“There was a young and adventurous man who found among his great-grandfather’s papers a piece of parchment that revealed the location of a hidden treasure. The instructions read:
‘Sail to _________ North latitude and _________ West longitude where though wilt find a deserted island. There lieth a large meadow, not pent, on the north shore of the island where standeth a lonely oak and a lonely pine. There thou wilt see also an old gallows on which we once were wont to hang traitors. Start thou from the gallows and walk to the oak counting thy steps. At the oak thou must turn right by a right angle and take the same number of steps. Put here a spike in the ground. Now must thou return to the gallows and walk to the pine counting thy steps. At the pine thou must turn left by a right angle and see that thou takest the same number of steps, and put another spike into the ground. Dig halfway between the spikes; the treasure is there.’”

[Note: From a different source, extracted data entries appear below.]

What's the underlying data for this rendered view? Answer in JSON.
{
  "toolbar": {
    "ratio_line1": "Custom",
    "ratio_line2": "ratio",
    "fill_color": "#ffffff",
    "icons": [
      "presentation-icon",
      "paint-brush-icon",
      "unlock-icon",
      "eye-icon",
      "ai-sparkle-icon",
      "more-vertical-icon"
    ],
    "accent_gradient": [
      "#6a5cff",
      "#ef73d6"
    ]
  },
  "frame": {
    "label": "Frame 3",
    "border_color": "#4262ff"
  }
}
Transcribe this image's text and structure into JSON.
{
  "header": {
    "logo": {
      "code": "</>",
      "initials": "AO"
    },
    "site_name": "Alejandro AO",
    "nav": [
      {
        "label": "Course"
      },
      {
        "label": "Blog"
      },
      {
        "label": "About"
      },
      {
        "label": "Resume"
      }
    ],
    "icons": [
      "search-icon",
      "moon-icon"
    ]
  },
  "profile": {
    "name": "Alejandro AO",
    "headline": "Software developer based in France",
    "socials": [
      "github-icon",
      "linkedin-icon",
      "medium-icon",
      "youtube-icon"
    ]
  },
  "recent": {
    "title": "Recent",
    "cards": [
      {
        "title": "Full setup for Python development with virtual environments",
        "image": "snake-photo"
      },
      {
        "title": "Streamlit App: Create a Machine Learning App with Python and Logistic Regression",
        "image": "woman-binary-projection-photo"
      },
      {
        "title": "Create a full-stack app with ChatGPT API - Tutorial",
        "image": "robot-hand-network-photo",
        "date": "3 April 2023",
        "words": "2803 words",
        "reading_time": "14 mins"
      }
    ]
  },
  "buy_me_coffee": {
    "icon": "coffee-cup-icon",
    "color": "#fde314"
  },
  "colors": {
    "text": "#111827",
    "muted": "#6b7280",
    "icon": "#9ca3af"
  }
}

So, the young man chartered a ship and found the island, but it wouldn’t be a very interesting story if things went as planned, now would it? He found the lonely oak and the lonely pine, but to his great chagrin the gallows was gone, melted away by elements with not the slightest trace left behind. The young man fell into an angry frenzy and began to dig all over the island, but it was just too big. He sailed back home with empty hands. They say the treasure lies buried there still.
And story is all the more sad because the young man would have found the treasure if only he knew a little about mathematics, and in particular about the use of imaginary numbers.